What, then, about irrationality?  Is it irrational to assert that
under special conditions psychokinesis can occur, although most of
the time it does not?  No more irrational, I think, than to assert
that while for most people walking on a tightrope across a ravine is
an impossible task, it may nevertheless be possible under
sufficiently favourable conditions (such as suitable dedication,
training and concentration); again, I suggest, no more irrational
than to assert that while an amount of uranium of mass of the order
of a kilogram generates spontaneously an amount of heat requiring
sensitive instruments to detect at all, a suitably larger amount can
generate enough energy to provide power for a large city (further,
as has been noted by one of my collaborators, social anthropologist
and parapsychologist Marilyn Schlitz of the Mind Science Foundation,
San Antonio, Texas, there exist analogies that may be more directly
relevant in the field of social systems, an example being the way
under special conditions in a society particular ideas that
individuals have may spread widely, although in the vast majority of
cases the effects of individuals' ideas remain localised close to
their source).  Finally, is it really irrational or unscientific, as
some sceptics seem to think, to suggest that a relationship may
exist between Bell's non-local connections and telepathy? In this
regard, I wish to draw attention to the publication in a reputable
physics journal of a paper (B.D. Josephson and F. Pallikari-Viras,
Found.

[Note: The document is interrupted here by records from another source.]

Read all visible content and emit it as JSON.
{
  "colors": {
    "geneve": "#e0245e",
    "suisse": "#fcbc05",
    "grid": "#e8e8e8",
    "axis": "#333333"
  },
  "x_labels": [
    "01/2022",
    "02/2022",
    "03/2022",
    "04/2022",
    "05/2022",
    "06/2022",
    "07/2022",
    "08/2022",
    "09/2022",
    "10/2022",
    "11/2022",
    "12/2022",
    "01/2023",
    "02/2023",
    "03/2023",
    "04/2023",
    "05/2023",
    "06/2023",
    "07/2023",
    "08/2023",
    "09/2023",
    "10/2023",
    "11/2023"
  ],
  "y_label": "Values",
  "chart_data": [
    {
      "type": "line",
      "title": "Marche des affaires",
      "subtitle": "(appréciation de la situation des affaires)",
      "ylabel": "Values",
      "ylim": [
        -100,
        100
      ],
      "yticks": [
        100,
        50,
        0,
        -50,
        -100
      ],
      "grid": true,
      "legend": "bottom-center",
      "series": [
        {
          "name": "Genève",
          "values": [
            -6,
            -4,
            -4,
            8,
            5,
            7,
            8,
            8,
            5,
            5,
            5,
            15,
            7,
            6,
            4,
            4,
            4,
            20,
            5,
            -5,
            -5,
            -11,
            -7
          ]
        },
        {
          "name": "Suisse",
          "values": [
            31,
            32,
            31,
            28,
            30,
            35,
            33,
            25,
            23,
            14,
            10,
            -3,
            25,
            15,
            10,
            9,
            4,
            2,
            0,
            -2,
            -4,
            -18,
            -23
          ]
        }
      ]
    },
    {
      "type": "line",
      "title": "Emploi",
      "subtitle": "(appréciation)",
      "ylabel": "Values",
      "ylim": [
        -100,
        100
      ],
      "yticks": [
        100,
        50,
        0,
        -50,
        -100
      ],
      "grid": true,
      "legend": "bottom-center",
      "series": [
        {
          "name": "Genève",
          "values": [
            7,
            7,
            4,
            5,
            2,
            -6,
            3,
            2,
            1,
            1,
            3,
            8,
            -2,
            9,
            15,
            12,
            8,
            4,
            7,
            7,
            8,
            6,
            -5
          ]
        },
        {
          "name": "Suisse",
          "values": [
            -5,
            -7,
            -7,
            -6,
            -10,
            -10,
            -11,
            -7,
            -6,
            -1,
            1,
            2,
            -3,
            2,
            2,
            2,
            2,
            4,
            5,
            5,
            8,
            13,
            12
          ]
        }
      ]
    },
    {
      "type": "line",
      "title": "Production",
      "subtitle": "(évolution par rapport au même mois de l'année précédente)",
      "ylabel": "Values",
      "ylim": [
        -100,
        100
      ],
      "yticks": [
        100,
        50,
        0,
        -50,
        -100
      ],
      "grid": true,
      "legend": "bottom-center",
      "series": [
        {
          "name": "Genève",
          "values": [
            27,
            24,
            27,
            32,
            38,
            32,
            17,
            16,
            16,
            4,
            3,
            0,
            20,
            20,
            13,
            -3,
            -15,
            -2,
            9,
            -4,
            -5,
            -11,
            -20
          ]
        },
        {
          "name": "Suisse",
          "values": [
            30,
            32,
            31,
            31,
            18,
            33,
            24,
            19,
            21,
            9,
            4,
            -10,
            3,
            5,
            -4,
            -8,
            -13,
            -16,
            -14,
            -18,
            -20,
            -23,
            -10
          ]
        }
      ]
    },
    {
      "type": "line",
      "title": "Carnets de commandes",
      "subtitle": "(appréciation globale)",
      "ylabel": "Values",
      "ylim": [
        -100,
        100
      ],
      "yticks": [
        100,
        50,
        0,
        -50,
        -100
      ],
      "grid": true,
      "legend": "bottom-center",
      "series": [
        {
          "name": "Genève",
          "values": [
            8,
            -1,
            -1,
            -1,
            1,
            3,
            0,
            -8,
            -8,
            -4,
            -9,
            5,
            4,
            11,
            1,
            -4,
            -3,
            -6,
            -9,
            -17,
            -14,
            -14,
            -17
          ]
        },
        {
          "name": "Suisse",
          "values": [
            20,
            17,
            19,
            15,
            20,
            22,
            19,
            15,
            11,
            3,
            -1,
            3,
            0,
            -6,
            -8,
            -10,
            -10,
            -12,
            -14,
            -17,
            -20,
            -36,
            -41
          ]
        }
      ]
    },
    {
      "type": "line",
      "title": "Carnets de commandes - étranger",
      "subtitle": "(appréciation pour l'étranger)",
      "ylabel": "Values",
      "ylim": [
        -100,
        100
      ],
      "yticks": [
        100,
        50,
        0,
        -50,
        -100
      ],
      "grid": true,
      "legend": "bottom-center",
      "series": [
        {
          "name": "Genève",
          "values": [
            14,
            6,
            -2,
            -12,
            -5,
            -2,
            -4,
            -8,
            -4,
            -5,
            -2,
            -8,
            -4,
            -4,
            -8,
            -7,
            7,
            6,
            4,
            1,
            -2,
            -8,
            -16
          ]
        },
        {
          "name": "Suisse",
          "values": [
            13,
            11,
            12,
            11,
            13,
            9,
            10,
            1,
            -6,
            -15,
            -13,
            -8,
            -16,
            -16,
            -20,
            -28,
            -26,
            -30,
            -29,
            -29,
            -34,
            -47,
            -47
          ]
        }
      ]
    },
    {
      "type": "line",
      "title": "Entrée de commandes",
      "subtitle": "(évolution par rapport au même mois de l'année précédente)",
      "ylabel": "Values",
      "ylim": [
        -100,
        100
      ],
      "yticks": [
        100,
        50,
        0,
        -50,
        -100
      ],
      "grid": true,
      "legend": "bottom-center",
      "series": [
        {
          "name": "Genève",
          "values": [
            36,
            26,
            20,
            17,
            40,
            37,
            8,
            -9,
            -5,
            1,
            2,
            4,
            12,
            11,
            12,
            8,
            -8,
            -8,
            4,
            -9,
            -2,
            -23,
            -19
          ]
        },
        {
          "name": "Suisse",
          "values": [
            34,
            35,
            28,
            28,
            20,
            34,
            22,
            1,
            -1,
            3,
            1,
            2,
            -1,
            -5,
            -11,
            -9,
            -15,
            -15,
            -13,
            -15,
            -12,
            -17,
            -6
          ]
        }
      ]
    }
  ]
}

Phys. 21, 197-207, 1991) which gives a rational account of
how the two could be related, and of why the latter kind of coupling
should be possible in biosystems but not under the conditions of the
normal physics experiment.

I hope that some readers may by now have picked up a message that
sceptics might prefer that they did not pick up; that (i) psychic
phenomena may be both consistent with physics, and conceivable in
rational terms; and (ii), as a corollary of (i), that many of the
experiments on the paranormal may be measuring genuine phenomena,
which it should be the goal of science to try to understand.

Finally, I should like to recommend to readers not wanting to be
caught in a paradigm that may be outliving its relevance to our
understanding of the natural world, that they read David Bohm's
elegant discussion of his concept soma-significance (see The Search
for Meaning, ed. P. Pylkkaenen, Crucible, Wellingborough,
Northants., England, 1989, pp. 43-62).